Yes indeed. Amen to all you say.

Aerin said...

NN - I am still floored by praying in front of planned parenthood. Some of those protestors seem so concerned about birth control before the child is born - but no assistance is given to the mother/family afterwards.

WC - Thanks - this is an issue I feel passionately about. Not sure why. Maybe it's because I'm the oldest of 6 kids - not that my mom didn't have access to birth control - just that I'm very familiar with child bearing and pregnancy.

I just feel it's important that those of us who are probably in the majority speak up about this topic. The minority has had the floor for too long.

Freckle Face Girl said...

This is a great post! I completely support birth control measures. Instead of stamping out abortion, why not focus on preventing unwanted pregnancies? People should still use condoms to prevent STDs, but birth control has many advantages that are not widely known. For instance, the pill actually helps preserve a woman’s eggs and prolongs fertility. I wish I would have known that in my 20s. It also minimizes the monthly issues and some can improve complexion.

Obviously, I got off on a tangent. I have been talking to my little sister (19 years old) & my mom about reasons she should be on birth control despite being a virgin. My sister actually thought that Planned Parenthood was the only place to get birth control. Sometimes naïve Mormons make me roll my eyes. I told her to go to her doctor.

jana said...

Amen to this post! Though I would be hesitant to start dispensing condoms in high schools, it would be nice if birth control was freely available to all who wanted it. So much pain could be prevented!

FWIW, my university campus gives out free condoms and lubricant at the health center (they don't even ask for ID so I suppose anyone could drop by and pick them up)--they are in bins on the front counter. I think it's an important service to have available to anyone who wants/needs it.

Gluby said...

As one person cleverly put it, religious conservatives belief the right to life begins at conception and ends at birth. When talking about fetuses, it's all about preciousness and love; when talking about post-birth human life, it's all about sin, control, victim-blaming and silent suffering.

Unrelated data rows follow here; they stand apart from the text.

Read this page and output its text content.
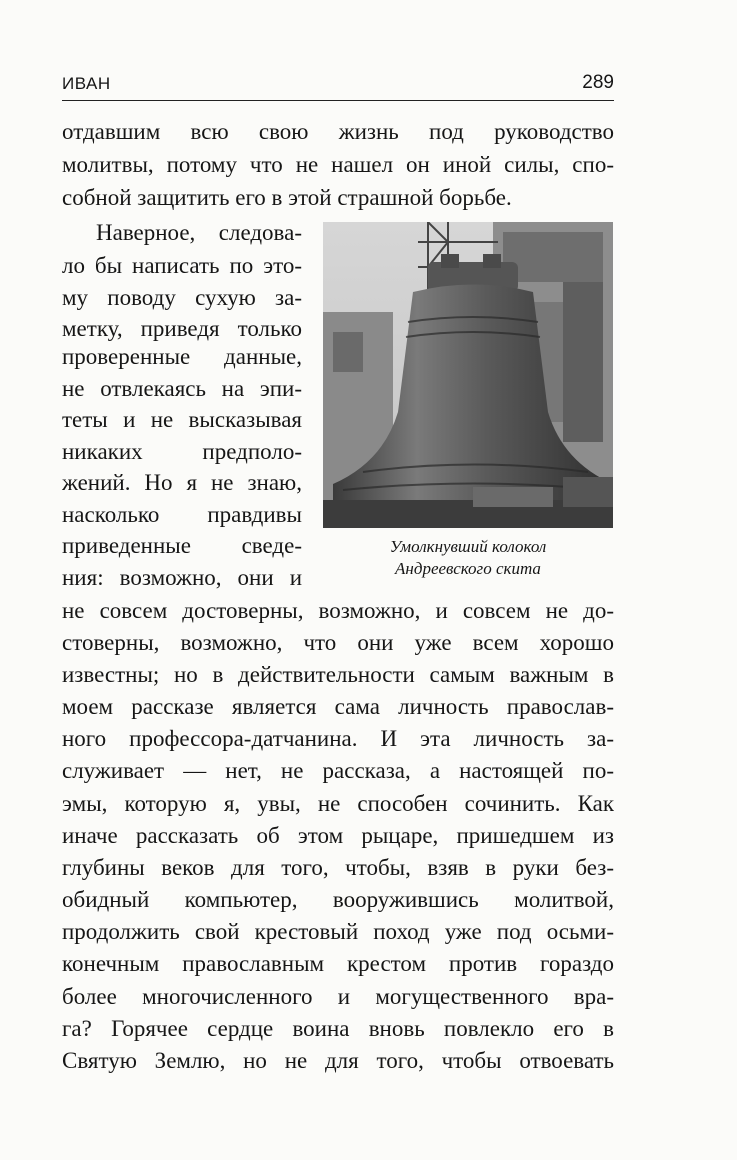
ИВАН	289
отдавшим всю свою жизнь под руководство
молитвы, потому что не нашел он иной силы, спо-
собной защитить его в этой страшной борьбе.
Наверное, следова-
ло бы написать по это-
му поводу сухую за-
метку, приведя только
проверенные данные,
не отвлекаясь на эпи-
теты и не высказывая
никаких предполо-
жений. Но я не знаю,
насколько правдивы
приведенные сведе-
ния: возможно, они и
Умолкнувший колокол
Андреевского скита
не совсем достоверны, возможно, и совсем не до-
стоверны, возможно, что они уже всем хорошо
известны; но в действительности самым важным в
моем рассказе является сама личность православ-
ного профессора-датчанина. И эта личность за-
служивает — нет, не рассказа, а настоящей по-
эмы, которую я, увы, не способен сочинить. Как
иначе рассказать об этом рыцаре, пришедшем из
глубины веков для того, чтобы, взяв в руки без-
обидный компьютер, вооружившись молитвой,
продолжить свой крестовый поход уже под осьми-
конечным православным крестом против гораздо
более многочисленного и могущественного вра-
га? Горячее сердце воина вновь повлекло его в
Святую Землю, но не для того, чтобы отвоевать
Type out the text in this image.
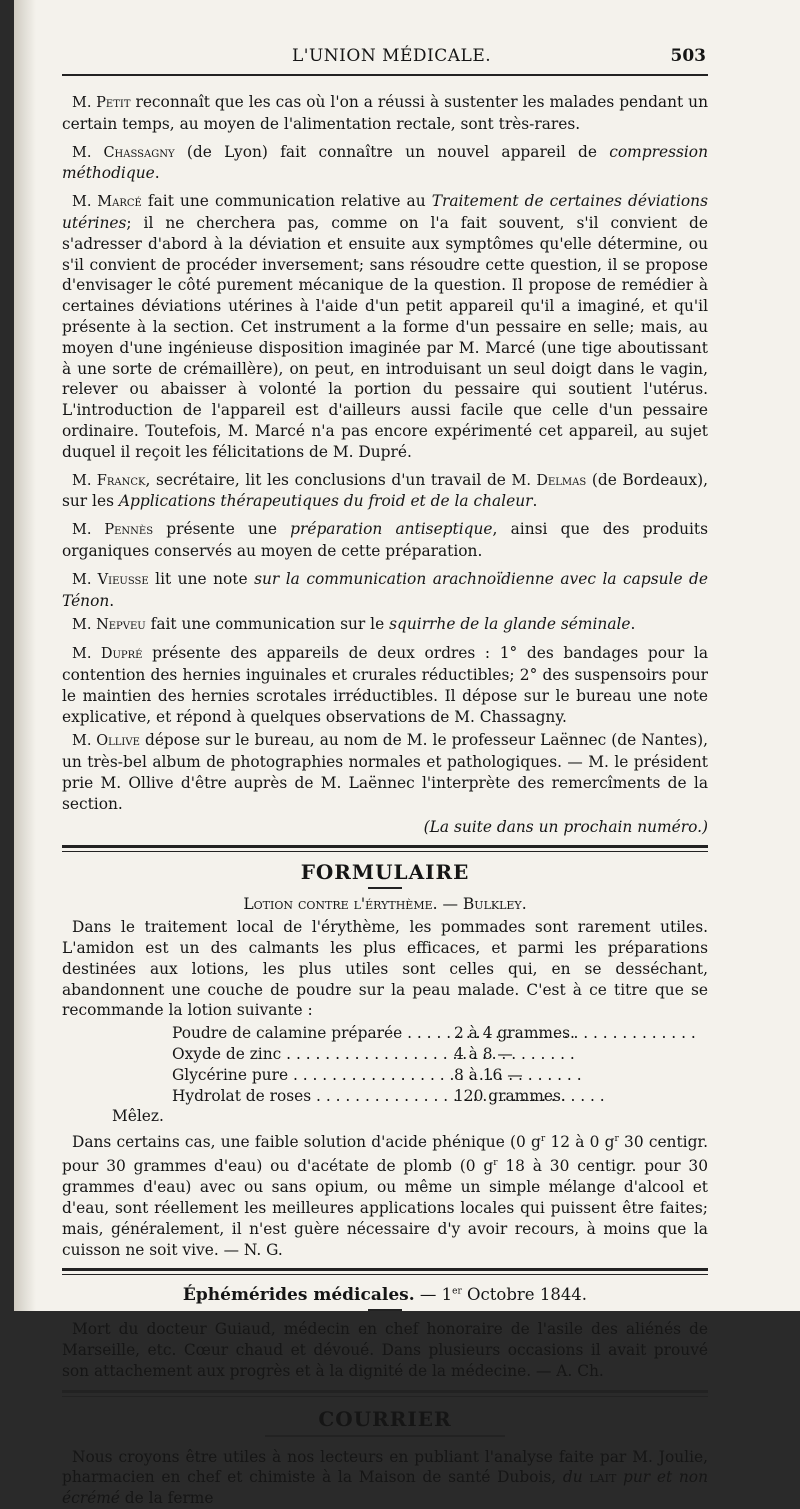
L'UNION MÉDICALE.	503

M. Petit reconnaît que les cas où l'on a réussi à sustenter les malades pendant un certain temps, au moyen de l'alimentation rectale, sont très-rares.

M. Chassagny (de Lyon) fait connaître un nouvel appareil de compression méthodique.

M. Marcé fait une communication relative au Traitement de certaines déviations utérines; il ne cherchera pas, comme on l'a fait souvent, s'il convient de s'adresser d'abord à la déviation et ensuite aux symptômes qu'elle détermine, ou s'il convient de procéder inversement; sans résoudre cette question, il se propose d'envisager le côté purement mécanique de la question. Il propose de remédier à certaines déviations utérines à l'aide d'un petit appareil qu'il a imaginé, et qu'il présente à la section. Cet instrument a la forme d'un pessaire en selle; mais, au moyen d'une ingénieuse disposition imaginée par M. Marcé (une tige aboutissant à une sorte de crémaillère), on peut, en introduisant un seul doigt dans le vagin, relever ou abaisser à volonté la portion du pessaire qui soutient l'utérus. L'introduction de l'appareil est d'ailleurs aussi facile que celle d'un pessaire ordinaire. Toutefois, M. Marcé n'a pas encore expérimenté cet appareil, au sujet duquel il reçoit les félicitations de M. Dupré.

M. Franck, secrétaire, lit les conclusions d'un travail de M. Delmas (de Bordeaux), sur les Applications thérapeutiques du froid et de la chaleur.

M. Pennès présente une préparation antiseptique, ainsi que des produits organiques conservés au moyen de cette préparation.

M. Vieusse lit une note sur la communication arachnoïdienne avec la capsule de Ténon.

M. Nepveu fait une communication sur le squirrhe de la glande séminale.

M. Dupré présente des appareils de deux ordres : 1° des bandages pour la contention des hernies inguinales et crurales réductibles; 2° des suspensoirs pour le maintien des hernies scrotales irréductibles. Il dépose sur le bureau une note explicative, et répond à quelques observations de M. Chassagny.

M. Ollive dépose sur le bureau, au nom de M. le professeur Laënnec (de Nantes), un très-bel album de photographies normales et pathologiques. — M. le président prie M. Ollive d'être auprès de M. Laënnec l'interprète des remercîments de la section.

(La suite dans un prochain numéro.)

FORMULAIRE
Lotion contre l'érythème. — Bulkley.

Dans le traitement local de l'érythème, les pommades sont rarement utiles. L'amidon est un des calmants les plus efficaces, et parmi les préparations destinées aux lotions, les plus utiles sont celles qui, en se desséchant, abandonnent une couche de poudre sur la peau malade. C'est à ce titre que se recommande la lotion suivante :

Poudre de calamine préparée . . .	2 à 4 grammes.
Oxyde de zinc . . .	4 à 8 —
Glycérine pure . . .	8 à 16 —
Hydrolat de roses . . .	120 grammes.

Mêlez.

Dans certains cas, une faible solution d'acide phénique (0 $g^r$ 12 à 0 $g^r$ 30 centigr. pour 30 grammes d'eau) ou d'acétate de plomb (0 $g^r$ 18 à 30 centigr. pour 30 grammes d'eau) avec ou sans opium, ou même un simple mélange d'alcool et d'eau, sont réellement les meilleures applications locales qui puissent être faites; mais, généralement, il n'est guère nécessaire d'y avoir recours, à moins que la cuisson ne soit vive. — N. G.

Éphémérides médicales. — 1er Octobre 1844.

Mort du docteur Guiaud, médecin en chef honoraire de l'asile des aliénés de Marseille, etc. Cœur chaud et dévoué. Dans plusieurs occasions il avait prouvé son attachement aux progrès et à la dignité de la médecine. — A. Ch.

COURRIER

Nous croyons être utiles à nos lecteurs en publiant l'analyse faite par M. Joulie, pharmacien en chef et chimiste à la Maison de santé Dubois, du lait pur et non écrémé de la ferme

As an interesting point, a while ago I was doing some quick refresher research on eugenics and social Darwinism, positions highly associated with conservative, orthodox, privileged Western society. I ran across several articles being put out by the religious right's propaganda machines trying to, with one fell swoop, tar abortion and the theory of biological evolution with the smear of social Darwinism and eugenics. You know how the provision of abortion services are a massive conspiracy to kill genetically-undesirable babies.

Unbelievable. It is just tragic how much unnecessary suffering is constantly brought about by forcing people to have children based on bad science, anti-rationalism and the desire to keep people in old forms of social control.